Mike Wilkinson, President & COO
Organizations like The Bill and Melinda Gates Foundation have helped medical research make great strides in recent years. The funds made available by such organizations have made it possible for the researchers to invent cures fordiseases that were once incurable. However, medical research is not solely dependent on laboratory experiments but also on human clinical trials which are often time-consuming and cost-intensive. More than 80 percent of clinical trials in the USA face significant delays and can cost over $30,000 for each wasted day. Spearheading a disruption in the way these trials are conducted is the patient medical record aggregator—Patient iP—and one of their new leaders is President and COO Mike Wilkinson.

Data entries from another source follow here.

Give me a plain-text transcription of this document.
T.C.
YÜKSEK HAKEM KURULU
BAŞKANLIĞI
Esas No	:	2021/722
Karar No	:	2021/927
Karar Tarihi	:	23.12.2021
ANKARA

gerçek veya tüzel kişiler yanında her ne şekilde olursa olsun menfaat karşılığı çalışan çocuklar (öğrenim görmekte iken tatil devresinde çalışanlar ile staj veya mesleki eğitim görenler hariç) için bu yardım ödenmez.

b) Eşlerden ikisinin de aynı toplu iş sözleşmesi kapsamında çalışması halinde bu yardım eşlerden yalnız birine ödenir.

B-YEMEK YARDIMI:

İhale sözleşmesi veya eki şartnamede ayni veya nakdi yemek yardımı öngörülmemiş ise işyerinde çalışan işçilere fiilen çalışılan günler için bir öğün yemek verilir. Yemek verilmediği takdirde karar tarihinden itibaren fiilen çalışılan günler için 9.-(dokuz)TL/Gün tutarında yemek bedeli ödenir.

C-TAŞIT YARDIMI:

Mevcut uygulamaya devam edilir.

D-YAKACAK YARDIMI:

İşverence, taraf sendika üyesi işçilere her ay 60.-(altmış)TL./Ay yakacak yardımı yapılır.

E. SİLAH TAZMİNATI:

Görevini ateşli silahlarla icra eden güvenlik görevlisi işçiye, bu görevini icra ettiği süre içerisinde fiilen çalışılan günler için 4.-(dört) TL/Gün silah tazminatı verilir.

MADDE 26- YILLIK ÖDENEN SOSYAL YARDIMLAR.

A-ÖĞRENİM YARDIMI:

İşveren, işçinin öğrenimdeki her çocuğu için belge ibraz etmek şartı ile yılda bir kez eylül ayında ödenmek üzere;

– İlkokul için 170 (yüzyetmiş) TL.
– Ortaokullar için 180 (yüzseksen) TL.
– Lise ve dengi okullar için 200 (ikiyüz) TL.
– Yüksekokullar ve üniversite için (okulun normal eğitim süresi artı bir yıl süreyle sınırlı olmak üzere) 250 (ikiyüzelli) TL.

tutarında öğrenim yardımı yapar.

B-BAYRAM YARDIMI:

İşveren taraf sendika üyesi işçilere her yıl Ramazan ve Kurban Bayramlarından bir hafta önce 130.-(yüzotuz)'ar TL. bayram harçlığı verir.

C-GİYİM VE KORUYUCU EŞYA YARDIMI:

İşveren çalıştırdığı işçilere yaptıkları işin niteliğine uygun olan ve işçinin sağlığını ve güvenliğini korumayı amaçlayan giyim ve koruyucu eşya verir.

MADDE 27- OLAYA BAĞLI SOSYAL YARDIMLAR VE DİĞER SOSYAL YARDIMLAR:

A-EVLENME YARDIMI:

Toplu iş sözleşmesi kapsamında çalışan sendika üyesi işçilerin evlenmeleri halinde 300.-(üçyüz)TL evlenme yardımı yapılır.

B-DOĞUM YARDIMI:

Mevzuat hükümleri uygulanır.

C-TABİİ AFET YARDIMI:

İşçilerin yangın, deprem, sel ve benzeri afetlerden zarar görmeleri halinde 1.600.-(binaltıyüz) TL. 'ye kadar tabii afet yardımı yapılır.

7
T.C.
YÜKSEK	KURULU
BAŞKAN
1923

The major cause for delays in clinical trials is the inability to easily identify qualified patients. Patient iP has access to over 16 million patient lives through their electronic medical records, aggregated from over 4,000 physician practices. The company has developed proprietary software—daTAscape—to consolidate, manage and interrogate this data. daTAscape is programmed to process search queries on this data and, using a trials’ inclusion-exclusion criteria, find eligible patients easily and quickly. Wilkinson says this analysis results in a patient and physician listing, that along with their protocol optimization services, can dramatically reduce the time and cost challenges associated with most clinical trials today.
Many pharmaceuticals outsource the process of clinical trials to Contract Research Organizations (CROs), making them and pharmaceutical companies the biggest client base for Patient iP. Traditionally CROs would send out surveys through their physician network, and doctors would estimate of the number of patients—eligible for clinical trials—under their care. Doctors usually do not have the time to manually search their records, thus leading to delays and discrepancies when it comes to actually enrolling patients.
As the company obtains detailed patient information first-hand, they can directly approach doctors and request them to allow eligible patients to join the trial. This allows CROs to prepare proposals and perform feasibility studies before the trial. Wilkinson and his team have a rich experience of working in clinical research, which gives them the prerequisite knowledge to comply with all FDA regulations. “With our rich experience, we can suggest possible modifications to the inclusion-exclusion criteria or to the operations plan to include a wider range of patients,” explains Wilkinson.
Other data companies in this industry only have access to de-identified data, providing CROs only high-level geographical indicators and not the names and locations of patients and their physicians. Patient iP obtains patient records directly from EMR companies, and after identifying eligible patients, they rely on the physician to re-identify the anonymous data through a unique patient-identifier. This is a win-win situation for everyone as it also enables the doctors to enroll their patients in the latest trials.
As the company obtains detailed patient information first-hand, they can directly approach doctors and request them to allow eligible patients to join the trial
Recollecting one of their success stories, Wilkinson says, “After a couple of companies failed to help an organization find patients for a trial, they approached us. We were able to locate quite a few patients within just two weeks.” They also set up an automated querying system for a large CRO that had recently acquired its own data network.
Patient iP will soon shift its business model from a service to a software-as-a-service (SaaS) model enabling clients to directly utilize their technology. The company further plans to disrupt the industry by establishing some unique partnerships. They envisage a day when patients will be identified first and clinical trials will be designed specifically for them.